Gaining a better understanding is our ultimate ‘goal’
09:43 17 February 2017
More research needed before judging the safety of heading balls, says Nick Conrad
Norwich City legend Iwan Roberts has waded into the debate over children heading footballs. The former Canaries’ striker has suggested that Under 10s should be restricted from engaging in ‘aerial activity’ during kickabouts. I guess it stands to reason that a spherical object hurtling towards you might cause more than just a headache?
A chorus of commentators have chimed in with various views on both sides. I’ve spent the last eighteen months campaigning about issues surrounding Dementia in Norfolk – but I echo the views of healthcare professionals who are asking for more research to be undertaken.
Frankly, I’m not qualified to pass judgement, I have no medical training and my football ‘career’ was very amateur! This report, which cites preliminary evidence, suggests that repeated blows to the head during a footballer’s professional career ‘may’ be linked to long-term brain damage. Worryingly, they claim playing the beautiful game might increase your chances of being diagnosed with dementia later in life. The report is measured and evidenced based.
Here comes the raw science - Researchers from University College London and Cardiff University examined the brains of five people who had been professional footballers and one who had been a committed amateur throughout his life. They had played football for an average of 26 years and all six went on to develop dementia in their 60s. While performing post mortem examinations, scientists found signs of brain injury in four cases. This kind of condition is linked to memory loss, depression and dementia and has been seen in other contact sports such as boxing.

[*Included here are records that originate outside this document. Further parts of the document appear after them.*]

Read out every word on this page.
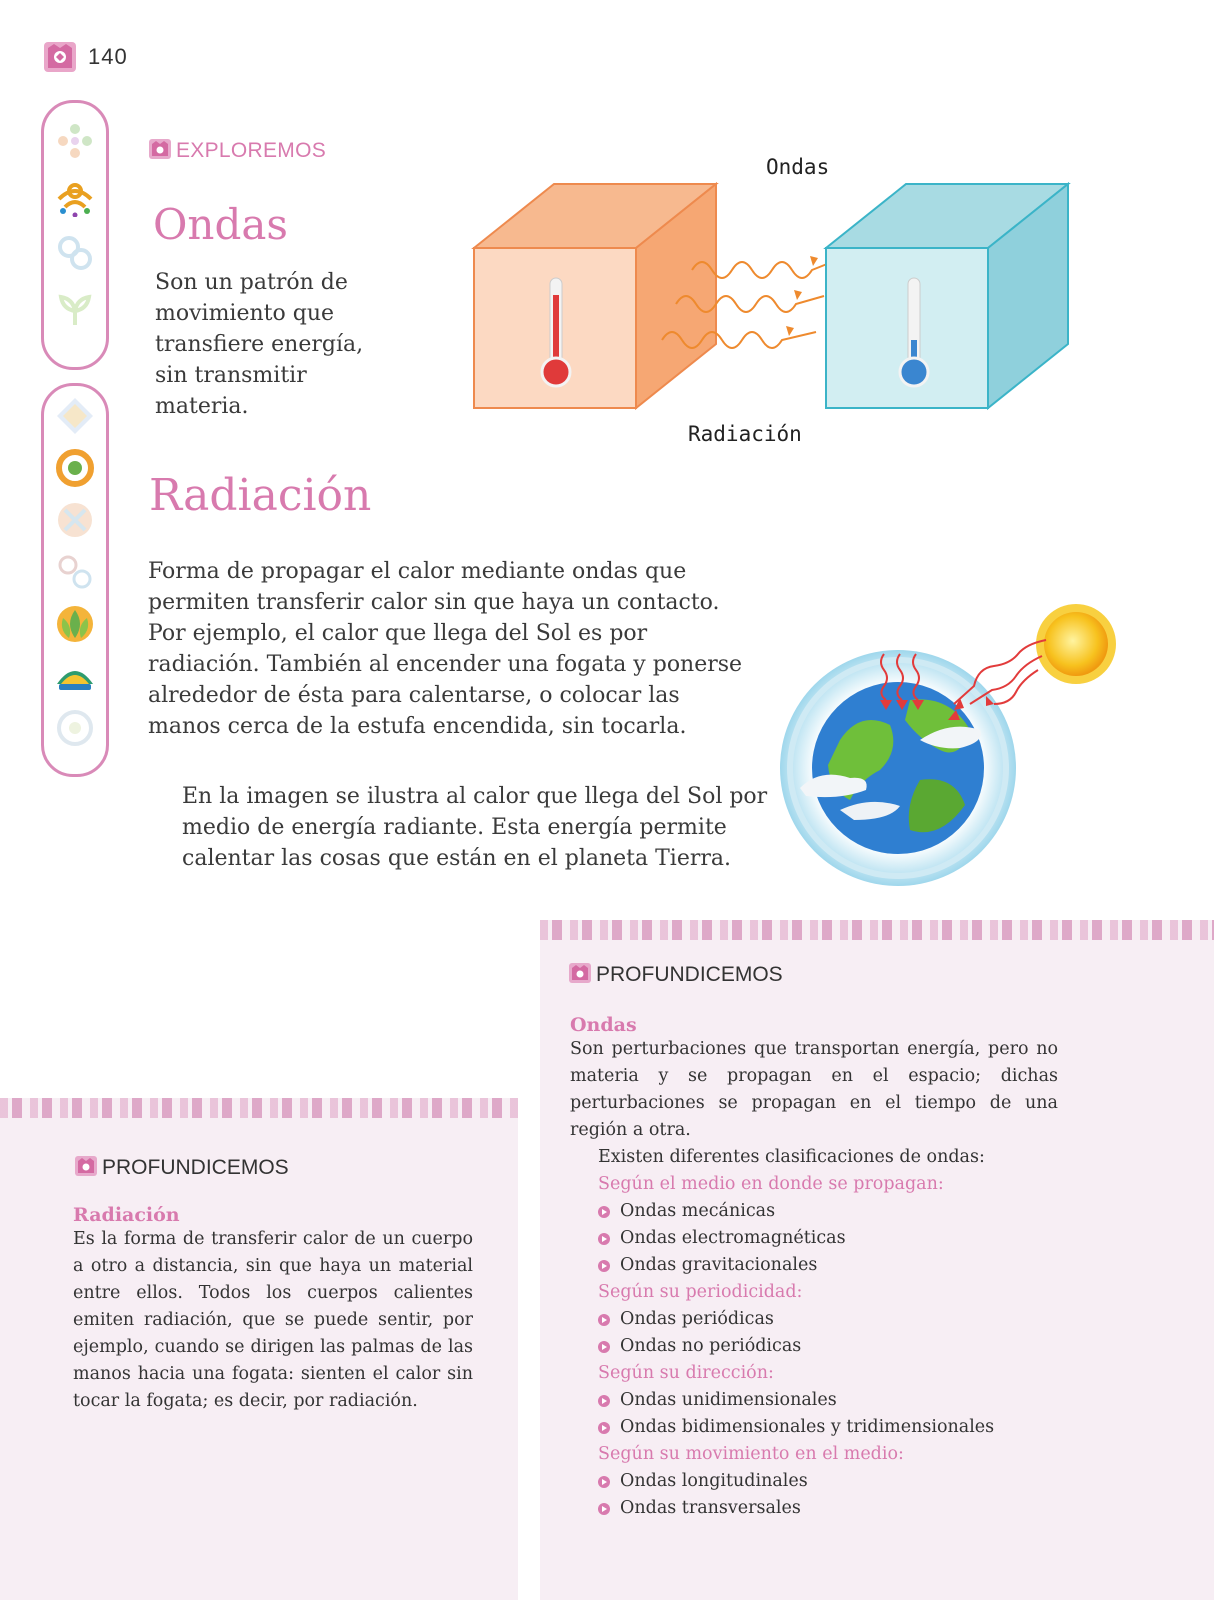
140
EXPLOREMOS
Ondas

Son un patrón de movimiento que transfiere energía, sin transmitir materia.

Ondas
Radiación
Radiación

Forma de propagar el calor mediante ondas que permiten transferir calor sin que haya un contacto. Por ejemplo, el calor que llega del Sol es por radiación. También al encender una fogata y ponerse alrededor de ésta para calentarse, o colocar las manos cerca de la estufa encendida, sin tocarla.

En la imagen se ilustra al calor que llega del Sol por medio de energía radiante. Esta energía permite calentar las cosas que están en el planeta Tierra.

PROFUNDICEMOS

Ondas

Son perturbaciones que transportan energía, pero no materia y se propagan en el espacio; dichas perturbaciones se propagan en el tiempo de una región a otra.

Existen diferentes clasificaciones de ondas:

Según el medio en donde se propagan:

Ondas mecánicas
Ondas electromagnéticas
Ondas gravitacionales

Según su periodicidad:

Ondas periódicas
Ondas no periódicas

Según su dirección:

Ondas unidimensionales
Ondas bidimensionales y tridimensionales

Según su movimiento en el medio:

Ondas longitudinales
Ondas transversales
PROFUNDICEMOS

Radiación

Es la forma de transferir calor de un cuerpo a otro a distancia, sin que haya un material entre ellos. Todos los cuerpos calientes emiten radiación, que se puede sentir, por ejemplo, cuando se dirigen las palmas de las manos hacia una fogata: sienten el calor sin tocar la fogata; es decir, por radiación.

What is unhelpful is sensational reporting which will worry every parent whose child enjoys a trip down the park. So much is fantastically positive about the ‘jumpers for goalposts’ mentality. Do the benefits far outweigh the negatives? Context is key when reading this report. Even the authors of the findings would warn that this is work in progress. The media, myself included, can overhype public health reports playing on our fears.
The Football Association welcomed the study and said research was particularly needed to find out whether degenerative brain disease is more common in ex-footballers. They need to undertake wider studies looking at the structure of the ball and the speed at which the game is played. The heavier balls of yesteryear might be a big part of the problem.
Should wider research provide a robust evidence base that the game needs to be adapted to preclude heading then the required changes should be made for children. We often accuse ‘red tape’ and parents of wrapping up youngster in cotton wool. If the science is there maybe it would be wise, in this case, to listen. I haven’t got a clue what this means for the adult game. A football match played, without the ability to head the ball, is a strange prospect – and one I would hardly welcome. It would fundamentally change the game. I envisage a futuristic scenario where each player has to sign a disclaimer - accepting the risk.
So for mums and dads reading this and worrying –try not to. The risk of dementia increases with age. We can’t be sure that these footballers wouldn’t have developed Alzheimer’s disease even if they hadn’t played football.
The most pressing question is now to find out if dementia is more common in footballers than in the normal population. Like everyone else who loves the beautiful game, or who cares about our children’s welfare, or dementia care – gaining a better understanding is our ultimate ‘goal’.